In May 2013, state documents dated 2011 disclosed through the courts revealed that David Cameron's former director of security and intelligence, Ciaran Martin, had warned him that senior members of Margaret Thatcher's government may have been aware of "a systemic problem with loyalist agents" at the time of Pat Finucane's death but had done nothing about it.

====2015 lawsuit====
In late 2015, three former RUC officers, Trevor McIlwrath, Johnston Brown and Alan Simpson, filed suit in the High Court in Belfast against the Police Service of Northern Ireland (PSNI), alleging that, to cover up a conspiracy, the PSNI obstructed their investigation into the murder in violation of the European Convention on Human Rights. The lawsuit alleged that a senior RUC official told Simpson, who headed the investigation, not to get "too deeply involved in this one." Simpson further alleged that a senior Special Branch official who told Simpson during the investigation that he knew nothing, was revealed by the De Silva report to actually have been privy to significant information.

====Independent public inquiry====
In February 2019, the Supreme Court of the United Kingdom ruled in agreement with the Finucane family, finding unanimously that the UK had failed to uphold article 2 of the European convention on human rights, which among other things obliges signatories to adequately investigate state-caused deaths. On 12 October 2020, the Northern Ireland Secretary, Brandon Lewis, committed to reach a decision on or before 30 November 2020 on whether a public inquiry would be held into the murder. The British Labour Party urged the UK Government to "act without delay" in the setting up of "an independent public inquiry".
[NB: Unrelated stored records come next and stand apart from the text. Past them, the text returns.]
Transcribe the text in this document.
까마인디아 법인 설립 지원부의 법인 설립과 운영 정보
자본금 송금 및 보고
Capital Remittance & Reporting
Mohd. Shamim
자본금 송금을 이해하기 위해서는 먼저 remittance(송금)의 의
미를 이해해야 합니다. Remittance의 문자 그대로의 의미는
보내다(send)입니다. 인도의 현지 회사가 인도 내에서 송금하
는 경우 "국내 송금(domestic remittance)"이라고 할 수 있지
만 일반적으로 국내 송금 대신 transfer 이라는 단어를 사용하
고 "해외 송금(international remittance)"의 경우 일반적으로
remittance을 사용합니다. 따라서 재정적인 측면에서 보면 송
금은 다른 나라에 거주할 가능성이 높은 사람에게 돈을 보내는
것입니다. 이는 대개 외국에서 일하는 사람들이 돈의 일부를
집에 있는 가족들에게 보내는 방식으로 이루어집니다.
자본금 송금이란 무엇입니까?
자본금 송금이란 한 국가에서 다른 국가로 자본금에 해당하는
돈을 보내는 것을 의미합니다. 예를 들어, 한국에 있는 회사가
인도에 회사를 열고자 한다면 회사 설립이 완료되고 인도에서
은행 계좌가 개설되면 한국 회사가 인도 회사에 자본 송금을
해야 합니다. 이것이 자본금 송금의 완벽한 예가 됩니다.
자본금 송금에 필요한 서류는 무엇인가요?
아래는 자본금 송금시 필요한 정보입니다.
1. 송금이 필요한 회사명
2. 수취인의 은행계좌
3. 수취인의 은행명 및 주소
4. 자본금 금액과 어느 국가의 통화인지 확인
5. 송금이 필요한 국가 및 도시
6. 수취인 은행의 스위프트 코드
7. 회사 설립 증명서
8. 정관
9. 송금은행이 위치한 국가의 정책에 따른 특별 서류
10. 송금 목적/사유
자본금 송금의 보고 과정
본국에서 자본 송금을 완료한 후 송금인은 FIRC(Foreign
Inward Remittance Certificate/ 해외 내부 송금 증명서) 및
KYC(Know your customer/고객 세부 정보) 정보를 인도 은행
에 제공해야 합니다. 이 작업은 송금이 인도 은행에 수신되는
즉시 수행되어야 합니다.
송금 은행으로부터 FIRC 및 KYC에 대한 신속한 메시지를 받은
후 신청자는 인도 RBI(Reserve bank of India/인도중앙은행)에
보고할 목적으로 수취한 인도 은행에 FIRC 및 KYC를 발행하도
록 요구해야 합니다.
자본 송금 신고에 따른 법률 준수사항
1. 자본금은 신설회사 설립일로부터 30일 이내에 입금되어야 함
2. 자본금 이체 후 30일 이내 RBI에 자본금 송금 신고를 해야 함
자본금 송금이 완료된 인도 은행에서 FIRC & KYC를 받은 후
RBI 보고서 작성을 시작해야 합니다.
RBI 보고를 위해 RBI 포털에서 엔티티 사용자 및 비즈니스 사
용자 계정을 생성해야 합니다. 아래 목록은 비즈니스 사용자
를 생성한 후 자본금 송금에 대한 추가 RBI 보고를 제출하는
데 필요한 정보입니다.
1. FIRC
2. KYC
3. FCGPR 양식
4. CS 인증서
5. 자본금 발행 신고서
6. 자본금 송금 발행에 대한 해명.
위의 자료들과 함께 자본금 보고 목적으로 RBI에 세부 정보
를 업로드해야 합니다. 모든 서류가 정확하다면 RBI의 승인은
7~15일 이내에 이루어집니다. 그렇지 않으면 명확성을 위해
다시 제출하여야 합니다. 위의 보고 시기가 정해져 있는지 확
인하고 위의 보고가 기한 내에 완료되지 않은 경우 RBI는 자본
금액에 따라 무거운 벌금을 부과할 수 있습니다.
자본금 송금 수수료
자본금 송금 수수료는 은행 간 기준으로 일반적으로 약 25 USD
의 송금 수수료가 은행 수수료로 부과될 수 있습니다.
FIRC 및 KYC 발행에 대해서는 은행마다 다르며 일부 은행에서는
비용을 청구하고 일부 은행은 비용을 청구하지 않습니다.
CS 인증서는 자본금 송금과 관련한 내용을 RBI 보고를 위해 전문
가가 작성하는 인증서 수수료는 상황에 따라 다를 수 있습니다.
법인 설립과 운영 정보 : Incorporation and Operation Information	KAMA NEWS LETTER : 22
On 26 November 2020, 24 members of the United States Congress urged the government of Boris Johnson to set up a public inquiry into the murder of Pat Finucane. Both Republicans and Democrats accused the UK government of 'breach of faith' in the case. Four days later, Lewis rejected calls for a public inquiry, citing ongoing PSNI and police ombudsman's reviews, despite the Chief Constable of the PSNI insisting that no new evidence had come to light. Mr. Lewis stated that "now is not the time" for a public inquiry, potentially leaving the door open for an inquiry in future. Sinn Féin, the SDLP, the Alliance Party and the Green Party sent a joint letter to Lewis, calling his decision an insult to Finucane's family.

On 11 September 2024, Secretary of State for Northern Ireland Hilary Benn announced that an independent public inquiry would be ordered under the Inquiries Act 2005 into the murder of Pat Finucane, due to the "exceptional reason" that several previous UK governments had committed to holding such an inquiry into his death. Although the announcement was welcomed by civil rights groups, the decision was criticised by some, such as the Democratic Unionist Party leader Gavin Robinson, who said that it "perpetuates a hierarchy and sends the message that this murder was more deserving of investigation than others".

==Legacy==
The Pat Finucane Centre named in his honour, is a human rights advocacy and lobbying entity in Northern Ireland.

In February 2014, a mural honoring Finucane was completed in west Belfast.

A portrait of Finucane was painted by Robert Ballagh; it was displayed in Washington, D.C. and New York in 2011.

==Personal life==
In 1970, Finucane married Geraldine, whom he met at Trinity College. She is the daughter of middle-class Protestants; together they had three children. His son John is a Sinn Féin politician who was elected as Lord Mayor of Belfast in May 2019 and was elected MP for Belfast North in December 2019.

Finucane was also a footballer and played as a striker in the Irish League for Crusaders and Lisburn Distillery.